Estava o rei de Portugal em Extremoz, quando lhe chegou ás mãos o testamento, em que seu cunhado Henrique IV declarava ser a princeza D. Joanna sua filha, e a nomeava herdeira dos reinos de Castella e Leão, pedindo outrosim a D. Affonso V, que acceitasse a governança d'elles e casasse com a sobrinha.
Ouviu D. Affonso sobre o assumpto o parecer de seu filho, bem como o dos grandes e principaes do reino, a quem consultou mais talvez pelo respeito ás praxes estabelecidas, do que resolvido a seguir qualquer conselho, que contrariasse o seu reservado intento. A fim de saber não só quantos e quaes eram os magnates castelhanos legitimistas, como de certificar-se da valia d'elles, enviou a Castella Lopo de Albuquerque, seu camareiro-mór, depois conde de Penamacor.
A esse tempo chegava D. Juan de Guzman a Extremoz, onde foi recebido pelo monarcha.

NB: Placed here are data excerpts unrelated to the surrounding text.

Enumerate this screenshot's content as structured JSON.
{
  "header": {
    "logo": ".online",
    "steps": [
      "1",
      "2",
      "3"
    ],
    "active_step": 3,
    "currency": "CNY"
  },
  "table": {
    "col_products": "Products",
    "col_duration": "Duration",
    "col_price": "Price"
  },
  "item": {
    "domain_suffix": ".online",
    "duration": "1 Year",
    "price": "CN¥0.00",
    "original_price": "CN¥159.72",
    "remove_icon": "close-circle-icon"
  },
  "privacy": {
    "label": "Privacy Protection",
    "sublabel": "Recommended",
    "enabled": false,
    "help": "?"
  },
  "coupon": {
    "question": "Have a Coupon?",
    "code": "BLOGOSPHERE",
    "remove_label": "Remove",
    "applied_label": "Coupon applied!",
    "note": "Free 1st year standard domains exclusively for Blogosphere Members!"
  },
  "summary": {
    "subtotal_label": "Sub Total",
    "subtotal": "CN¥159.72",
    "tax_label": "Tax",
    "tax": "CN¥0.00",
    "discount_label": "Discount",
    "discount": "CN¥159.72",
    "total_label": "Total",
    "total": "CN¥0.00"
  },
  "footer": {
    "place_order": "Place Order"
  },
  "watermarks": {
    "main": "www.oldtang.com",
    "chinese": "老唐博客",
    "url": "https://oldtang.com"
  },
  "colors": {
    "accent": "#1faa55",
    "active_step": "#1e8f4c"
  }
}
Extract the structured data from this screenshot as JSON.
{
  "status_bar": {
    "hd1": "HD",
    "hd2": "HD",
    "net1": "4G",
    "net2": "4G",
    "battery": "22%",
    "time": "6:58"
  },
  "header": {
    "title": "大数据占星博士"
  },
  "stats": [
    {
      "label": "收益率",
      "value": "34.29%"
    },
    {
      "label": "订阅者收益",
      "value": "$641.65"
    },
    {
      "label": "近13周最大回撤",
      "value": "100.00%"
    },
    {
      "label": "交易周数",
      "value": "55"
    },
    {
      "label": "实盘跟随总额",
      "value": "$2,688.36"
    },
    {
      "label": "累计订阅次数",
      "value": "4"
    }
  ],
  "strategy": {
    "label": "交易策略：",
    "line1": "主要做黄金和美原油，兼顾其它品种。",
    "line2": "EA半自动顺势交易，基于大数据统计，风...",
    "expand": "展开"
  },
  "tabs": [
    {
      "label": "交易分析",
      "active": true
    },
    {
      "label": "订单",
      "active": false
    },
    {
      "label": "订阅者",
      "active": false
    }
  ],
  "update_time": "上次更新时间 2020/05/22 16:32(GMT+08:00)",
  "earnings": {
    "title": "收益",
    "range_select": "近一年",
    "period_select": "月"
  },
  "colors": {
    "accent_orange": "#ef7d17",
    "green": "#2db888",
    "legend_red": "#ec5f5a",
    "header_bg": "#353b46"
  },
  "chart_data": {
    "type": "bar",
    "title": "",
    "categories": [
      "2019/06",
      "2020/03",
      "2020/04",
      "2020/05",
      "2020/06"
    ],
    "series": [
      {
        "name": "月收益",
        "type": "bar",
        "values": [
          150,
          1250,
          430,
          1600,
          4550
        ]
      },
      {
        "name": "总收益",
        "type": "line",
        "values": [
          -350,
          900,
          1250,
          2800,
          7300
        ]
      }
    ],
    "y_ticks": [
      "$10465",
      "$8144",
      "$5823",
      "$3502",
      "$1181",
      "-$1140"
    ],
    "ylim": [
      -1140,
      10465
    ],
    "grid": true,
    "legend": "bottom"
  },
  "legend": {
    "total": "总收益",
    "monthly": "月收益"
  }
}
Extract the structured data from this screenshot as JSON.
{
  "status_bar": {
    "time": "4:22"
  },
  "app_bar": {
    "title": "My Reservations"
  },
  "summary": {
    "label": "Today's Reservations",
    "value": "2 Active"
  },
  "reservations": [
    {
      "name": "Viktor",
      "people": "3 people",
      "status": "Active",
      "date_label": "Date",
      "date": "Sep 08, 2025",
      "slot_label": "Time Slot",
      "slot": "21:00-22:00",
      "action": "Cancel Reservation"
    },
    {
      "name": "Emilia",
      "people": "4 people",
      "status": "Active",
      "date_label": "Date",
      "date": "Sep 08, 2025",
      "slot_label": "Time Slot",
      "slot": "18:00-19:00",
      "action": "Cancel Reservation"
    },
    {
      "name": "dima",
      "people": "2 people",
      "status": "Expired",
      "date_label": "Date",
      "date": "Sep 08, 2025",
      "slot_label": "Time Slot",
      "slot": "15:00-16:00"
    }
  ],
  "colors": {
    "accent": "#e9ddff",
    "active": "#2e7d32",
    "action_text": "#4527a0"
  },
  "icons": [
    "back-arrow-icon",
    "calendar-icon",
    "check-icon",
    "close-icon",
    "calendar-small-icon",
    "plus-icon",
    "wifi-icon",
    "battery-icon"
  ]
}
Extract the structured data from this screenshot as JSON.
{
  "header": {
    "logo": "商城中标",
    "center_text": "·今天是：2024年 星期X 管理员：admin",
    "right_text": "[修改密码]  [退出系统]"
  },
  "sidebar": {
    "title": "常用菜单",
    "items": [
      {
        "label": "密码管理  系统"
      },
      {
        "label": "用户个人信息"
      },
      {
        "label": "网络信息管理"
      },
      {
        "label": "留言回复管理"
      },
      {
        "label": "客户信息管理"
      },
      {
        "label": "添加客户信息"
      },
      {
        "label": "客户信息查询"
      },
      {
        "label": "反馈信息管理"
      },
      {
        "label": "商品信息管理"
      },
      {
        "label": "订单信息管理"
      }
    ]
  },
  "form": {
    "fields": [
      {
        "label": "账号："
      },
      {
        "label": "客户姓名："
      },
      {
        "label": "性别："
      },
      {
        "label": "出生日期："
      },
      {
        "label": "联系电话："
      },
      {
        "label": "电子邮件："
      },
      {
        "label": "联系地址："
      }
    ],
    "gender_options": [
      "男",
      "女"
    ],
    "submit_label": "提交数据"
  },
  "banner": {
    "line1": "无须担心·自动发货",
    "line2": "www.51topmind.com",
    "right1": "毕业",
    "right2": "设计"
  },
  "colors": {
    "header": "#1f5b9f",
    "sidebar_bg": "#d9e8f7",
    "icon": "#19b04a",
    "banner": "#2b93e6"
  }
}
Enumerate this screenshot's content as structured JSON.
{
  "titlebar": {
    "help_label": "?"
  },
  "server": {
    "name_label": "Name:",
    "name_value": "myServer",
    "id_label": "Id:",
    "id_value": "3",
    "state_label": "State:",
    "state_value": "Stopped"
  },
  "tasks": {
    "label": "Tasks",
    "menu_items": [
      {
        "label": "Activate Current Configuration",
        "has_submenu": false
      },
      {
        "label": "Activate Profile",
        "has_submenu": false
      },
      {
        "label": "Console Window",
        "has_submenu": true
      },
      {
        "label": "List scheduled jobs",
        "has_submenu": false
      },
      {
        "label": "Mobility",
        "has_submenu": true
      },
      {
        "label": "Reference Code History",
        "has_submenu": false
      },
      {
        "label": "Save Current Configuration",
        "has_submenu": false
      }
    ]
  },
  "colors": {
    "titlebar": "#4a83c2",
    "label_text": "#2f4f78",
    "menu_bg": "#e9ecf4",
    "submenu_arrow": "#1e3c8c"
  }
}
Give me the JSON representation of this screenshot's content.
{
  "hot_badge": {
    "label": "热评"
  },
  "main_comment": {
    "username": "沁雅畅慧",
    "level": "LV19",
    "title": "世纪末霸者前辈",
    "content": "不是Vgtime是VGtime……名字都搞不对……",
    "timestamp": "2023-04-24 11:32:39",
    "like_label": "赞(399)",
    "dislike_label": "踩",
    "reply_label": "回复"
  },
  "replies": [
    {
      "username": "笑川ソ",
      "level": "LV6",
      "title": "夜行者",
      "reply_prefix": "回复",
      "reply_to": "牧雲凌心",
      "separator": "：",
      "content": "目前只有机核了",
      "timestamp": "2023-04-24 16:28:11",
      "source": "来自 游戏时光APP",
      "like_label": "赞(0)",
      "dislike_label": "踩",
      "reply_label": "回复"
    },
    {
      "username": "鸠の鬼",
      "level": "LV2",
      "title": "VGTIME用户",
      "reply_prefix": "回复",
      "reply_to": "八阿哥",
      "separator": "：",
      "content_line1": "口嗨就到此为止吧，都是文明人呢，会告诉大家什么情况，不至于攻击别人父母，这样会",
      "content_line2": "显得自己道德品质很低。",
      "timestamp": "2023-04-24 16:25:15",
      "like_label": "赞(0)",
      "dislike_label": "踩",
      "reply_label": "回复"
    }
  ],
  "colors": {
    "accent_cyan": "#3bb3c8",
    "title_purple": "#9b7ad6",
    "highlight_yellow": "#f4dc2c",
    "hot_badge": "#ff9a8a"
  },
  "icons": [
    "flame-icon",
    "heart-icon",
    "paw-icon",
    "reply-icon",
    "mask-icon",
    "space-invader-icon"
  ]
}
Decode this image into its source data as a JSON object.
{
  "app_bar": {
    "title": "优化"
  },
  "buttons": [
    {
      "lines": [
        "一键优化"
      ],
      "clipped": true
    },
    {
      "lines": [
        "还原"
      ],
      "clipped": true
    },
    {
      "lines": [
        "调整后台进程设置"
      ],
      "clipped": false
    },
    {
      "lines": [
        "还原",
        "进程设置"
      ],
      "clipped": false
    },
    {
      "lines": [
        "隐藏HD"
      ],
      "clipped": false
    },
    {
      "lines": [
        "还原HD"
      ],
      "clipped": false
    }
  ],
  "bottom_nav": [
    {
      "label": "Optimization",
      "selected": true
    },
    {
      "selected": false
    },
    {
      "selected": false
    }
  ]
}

Não podia ser mais a proposito esta visita, e D. Affonso folgou muito com ella, dando ao seu hospede cordialissimo agasalho, como naturalmente pediam a lhaneza e affabilidade do rei, que captivava com o seu trato grandes e pequenos.
Entregou-lhe o recem-vindo uma carta, em que o duque de Medina Sidonia o apresentava a D. Affonso, garantindo a approvação antecipada a quanto entre ambos ficasse assentado.
Terminada a leitura do escripto, começou Guzman por dizer:
– Não ignora voss'alteza, quanto é lastimoso o estado de Castella. O reino sem direcção, nem governo, combatido por todos os principios de dissolução, caminha rapidamente para uma ruina tremenda, e nas mãos de voss'alteza está o poder evita-la.
– São esses os meus desejos; – replicou D. Affonso – mas, como sabeis, a empresa não é facil, por isso careço de inteirar-me da lealdade dos que se propõem pugnar pela justiça e direitos da princeza, minha sobrinha.
– Da parte de meu irmão – tornou Guzman – venho eu prestar homenagem a voss'alteza, a quem elle jura servir em tudo, obrigando-se a auxiliar, tomar e reconhecer por seu legitimo rei e Senhor, se voss'alteza se desposar com a senhora D. Joanna, e fôr sem demora tomar posse do governo de Castella.
– O duque é digno dos meus louvores, e mais ainda pela fórma, como procede, offerecendo-me occasião de conhecer-vos, para muito vos estimar.
– Mercê a voss'alteza, meu Senhor. Em breve poderei talvez provar-vos a gratidão do meu animo, onde tambem o seu esforço mais se manifeste.
– Praz-me ouvir-vos, e ver-vos tão deliberado!